In seat 2A, in first class, sat Mark Hood of Charlotte, N.C. The former Marine major was returning home from a New Jersey business meeting. He had been in Desert Storm, and his military training had included forced helicopter landings in water. He replayed those drills in his mind, but mostly he prayed.

"That's what I did during Desert Storm. I prayed a lot. That brought me a great peace."

So did the pilot's order on the intercom. "He said it in a calm, cool, controlled voice. It was a testament to leadership. Had he let any tension leak into his voice, it would have been magnified in the passengers."

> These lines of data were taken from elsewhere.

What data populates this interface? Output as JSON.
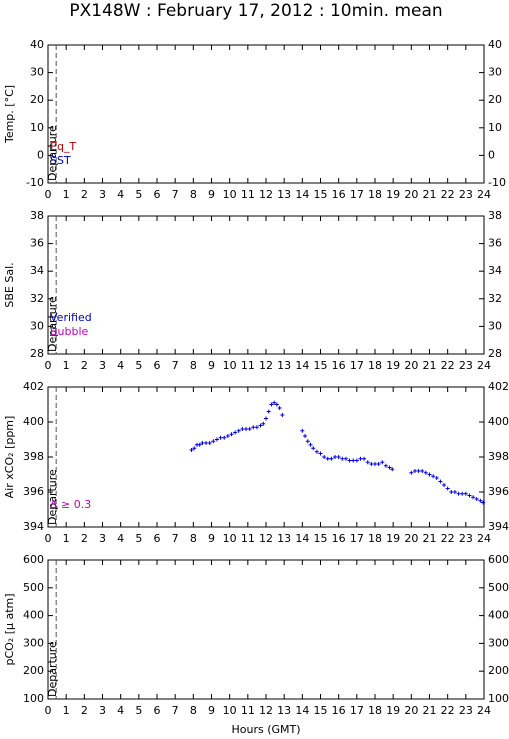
{
  "title": "PX148W : February 17, 2012 : 10min. mean",
  "xlabel": "Hours (GMT)",
  "chart_data": [
    {
      "type": "scatter",
      "ylabel": "Temp. [°C]",
      "xlim": [
        0,
        24
      ],
      "xticks": [
        0,
        1,
        2,
        3,
        4,
        5,
        6,
        7,
        8,
        9,
        10,
        11,
        12,
        13,
        14,
        15,
        16,
        17,
        18,
        19,
        20,
        21,
        22,
        23,
        24
      ],
      "ylim": [
        -10,
        40
      ],
      "yticks": [
        -10,
        0,
        10,
        20,
        30,
        40
      ],
      "departure": {
        "x": 0.45,
        "label": "Departure"
      },
      "annotations": [
        {
          "text": "Eq_T",
          "color": "#c00000"
        },
        {
          "text": "SST",
          "color": "#0000c0"
        }
      ],
      "series": []
    },
    {
      "type": "scatter",
      "ylabel": "SBE Sal.",
      "xlim": [
        0,
        24
      ],
      "xticks": [
        0,
        1,
        2,
        3,
        4,
        5,
        6,
        7,
        8,
        9,
        10,
        11,
        12,
        13,
        14,
        15,
        16,
        17,
        18,
        19,
        20,
        21,
        22,
        23,
        24
      ],
      "ylim": [
        28,
        38
      ],
      "yticks": [
        28,
        30,
        32,
        34,
        36,
        38
      ],
      "departure": {
        "x": 0.45,
        "label": "Departure"
      },
      "annotations": [
        {
          "text": "Verified",
          "color": "#0000c0"
        },
        {
          "text": "Bubble",
          "color": "#c000c0"
        }
      ],
      "series": []
    },
    {
      "type": "scatter",
      "ylabel": "Air xCO₂ [ppm]",
      "xlim": [
        0,
        24
      ],
      "xticks": [
        0,
        1,
        2,
        3,
        4,
        5,
        6,
        7,
        8,
        9,
        10,
        11,
        12,
        13,
        14,
        15,
        16,
        17,
        18,
        19,
        20,
        21,
        22,
        23,
        24
      ],
      "ylim": [
        394,
        402
      ],
      "yticks": [
        394,
        396,
        398,
        400,
        402
      ],
      "departure": {
        "x": 0.45,
        "label": "Departure"
      },
      "annotations": [
        {
          "text": "Δ ≥ 0.3",
          "color": "#c000c0"
        }
      ],
      "series": [
        {
          "color": "#0000e0",
          "x": [
            7.9,
            8.05,
            8.2,
            8.35,
            8.5,
            8.7,
            8.9,
            9.1,
            9.3,
            9.5,
            9.7,
            9.9,
            10.1,
            10.3,
            10.5,
            10.7,
            10.9,
            11.1,
            11.3,
            11.5,
            11.7,
            11.85,
            12.0,
            12.15,
            12.3,
            12.45,
            12.6,
            12.75,
            12.9,
            14.0,
            14.15,
            14.3,
            14.45,
            14.6,
            14.8,
            15.0,
            15.2,
            15.4,
            15.6,
            15.8,
            16.0,
            16.2,
            16.4,
            16.6,
            16.8,
            17.0,
            17.2,
            17.4,
            17.6,
            17.8,
            18.0,
            18.2,
            18.4,
            18.6,
            18.8,
            18.95,
            20.0,
            20.2,
            20.4,
            20.6,
            20.8,
            21.0,
            21.2,
            21.4,
            21.6,
            21.8,
            22.0,
            22.2,
            22.4,
            22.6,
            22.8,
            23.0,
            23.2,
            23.4,
            23.6,
            23.8,
            23.95
          ],
          "values": [
            398.4,
            398.5,
            398.7,
            398.7,
            398.8,
            398.8,
            398.8,
            398.9,
            399.0,
            399.1,
            399.1,
            399.2,
            399.3,
            399.4,
            399.5,
            399.6,
            399.6,
            399.6,
            399.7,
            399.7,
            399.8,
            399.9,
            400.2,
            400.6,
            401.0,
            401.1,
            401.0,
            400.8,
            400.4,
            399.5,
            399.2,
            398.9,
            398.7,
            398.5,
            398.3,
            398.2,
            398.0,
            397.9,
            397.9,
            398.0,
            398.0,
            397.9,
            397.9,
            397.8,
            397.8,
            397.8,
            397.9,
            397.9,
            397.7,
            397.6,
            397.6,
            397.6,
            397.7,
            397.5,
            397.4,
            397.3,
            397.1,
            397.2,
            397.2,
            397.2,
            397.1,
            397.0,
            396.9,
            396.8,
            396.6,
            396.4,
            396.2,
            396.0,
            396.0,
            395.9,
            395.9,
            395.9,
            395.8,
            395.7,
            395.6,
            395.5,
            395.4
          ]
        }
      ]
    },
    {
      "type": "scatter",
      "ylabel": "pCO₂ [μ atm]",
      "xlim": [
        0,
        24
      ],
      "xticks": [
        0,
        1,
        2,
        3,
        4,
        5,
        6,
        7,
        8,
        9,
        10,
        11,
        12,
        13,
        14,
        15,
        16,
        17,
        18,
        19,
        20,
        21,
        22,
        23,
        24
      ],
      "ylim": [
        100,
        600
      ],
      "yticks": [
        100,
        200,
        300,
        400,
        500,
        600
      ],
      "departure": {
        "x": 0.45,
        "label": "Departure"
      },
      "annotations": [],
      "series": []
    }
  ]
}
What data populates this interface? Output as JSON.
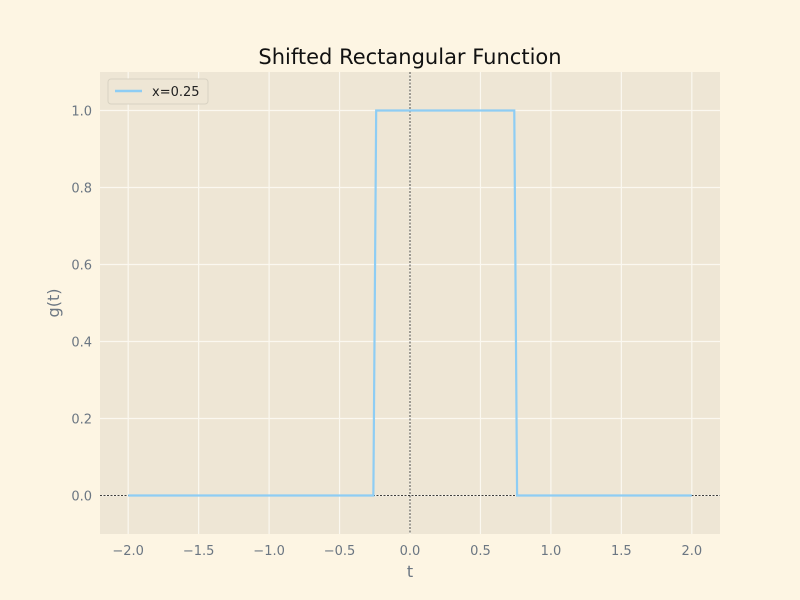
{
  "chart_data": {
    "type": "line",
    "title": "Shifted Rectangular Function",
    "xlabel": "t",
    "ylabel": "g(t)",
    "xlim": [
      -2.2,
      2.2
    ],
    "ylim": [
      -0.1,
      1.1
    ],
    "xticks": [
      -2.0,
      -1.5,
      -1.0,
      -0.5,
      0.0,
      0.5,
      1.0,
      1.5,
      2.0
    ],
    "xtick_labels": [
      "−2.0",
      "−1.5",
      "−1.0",
      "−0.5",
      "0.0",
      "0.5",
      "1.0",
      "1.5",
      "2.0"
    ],
    "yticks": [
      0.0,
      0.2,
      0.4,
      0.6,
      0.8,
      1.0
    ],
    "ytick_labels": [
      "0.0",
      "0.2",
      "0.4",
      "0.6",
      "0.8",
      "1.0"
    ],
    "grid": true,
    "legend_position": "top-left",
    "series": [
      {
        "name": "x=0.25",
        "color": "#8ecdf4",
        "x": [
          -2.0,
          -0.26,
          -0.24,
          0.74,
          0.76,
          2.0
        ],
        "y": [
          0.0,
          0.0,
          1.0,
          1.0,
          0.0,
          0.0
        ]
      }
    ],
    "reference_lines": {
      "horizontal_at_y": 0,
      "vertical_at_x": 0,
      "color": "#000000",
      "style": "dotted"
    }
  },
  "colors": {
    "figure_background": "#fdf5e3",
    "plot_background": "#eee6d5",
    "grid": "#fbf8f0"
  }
}
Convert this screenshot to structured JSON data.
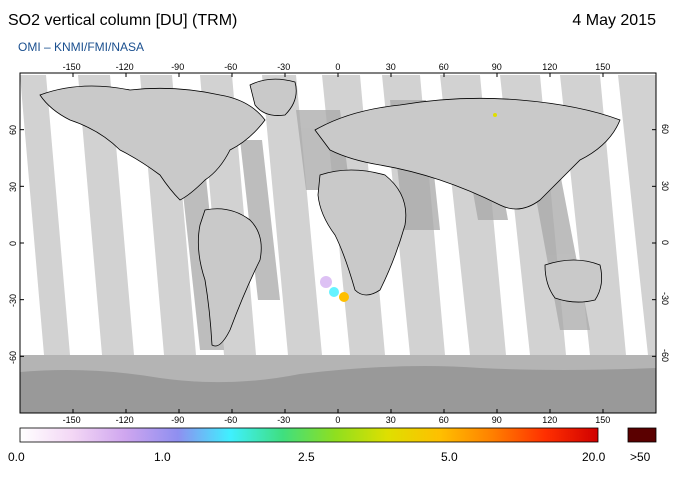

Heading toward the forward exits, and then standing on the wings, the passengers developed their pecking order. Women and children went first into the rafts, then people who had fallen into the river and been plucked out.

Hood said he and Sullenberger were last to board rafts. Someone on one of the commuter ferries threw a knife, which the pilot used to slice the tether binding them to the aircraft. And off they floated, toward a ferry.

Hood felt a rush of adrenaline. "I was stoked. I was so excited." He patted the backs of his fellow passengers. "I was excited to be breathing but overwhelmed to look around at the miracle that all those people came out of it alive."

Not everyone aboard was self-possessed. A woman in her 60s was adamant about taking her bags. "She was dragging luggage out of the overhead and dragging it down the aisle," said David Sanderson, 47, of Charlotte. "She was holding onto the wing." Another man picked her up and threw her into a raft. Her bags went into the Hudson. "But she kept screaming about getting her luggage," Sanderson said.

All Sanderson wanted was to swim 20 feet. That was the distance between him and a bobbing commuter ferry. The nearest raft was full. He was freezing and tired, and didn't want to wait anymore. So he jumped in and swam to the ferry. The water was so cold it felt like his skin was burning. He lost feeling in his legs. But he made it.

When the plane splashed down, "it felt like an amusement park ride," he said. "The guys next to me interlocked arms. I did what the picture said," he recounted, referring to the seat-pocket card. He braced his hands on the seat in front. He ended up banging his head, but that was all. Those who didn't brace themselves whiplashed back and forth on impact, he said.

Still, the exodus from the wreckage was mostly orderly. "I think there's a lesson to be learned about this," Sanderson said. When pilots are trained correctly, and handle emergencies correctly, "you can survive," he said. "I want to meet the pilot. He is a true professional."

Donald Jones knew in his gut there was no time to turn back to LaGuardia. As the plane sank low over the river, it "had no power and no engines," he said. Then it dropped. "It kind of jerked you big, then all of sudden it just stopped dead in the water."

On Friday he went home to Florida. "I am grateful to be here along with everybody else on that plane. It was by the grace of God and a great pilot," he said at the Jacksonville airport. He had been one of the first to slide down the emergency landing chute.

"The water was cold, cold. I felt like iceberg," said the executive officer of a medical professional group. "I was worried about hypothermia. (If) I was stuck in that water any longer, it probably would have been problematic.

"As it was," he added, "it took me about two hours to warm up."

But that was the worst of his entire ordeal, he said.

Seemingly out of nowhere, people offered help.

A commuter ferry arrived in less than 10 minutes. "The guy on the ferry literally grabbed my arm and pulled me up," he said. Another man took off his shirt and handed it over. At the airport Marriott, the night bell captain brought a pair of shoes from home for him and went out and bought him some clothes.

"I have to say something about New York," Jones said. "We Southerners think we are the ones with all the hospitality. You just can't imagine what an overwhelming and humbling experience it is," he explained, his eyes filling with tears.

"The outpouring of affection from your family and friends and strangers is amazing. It is nothing short of a miracle."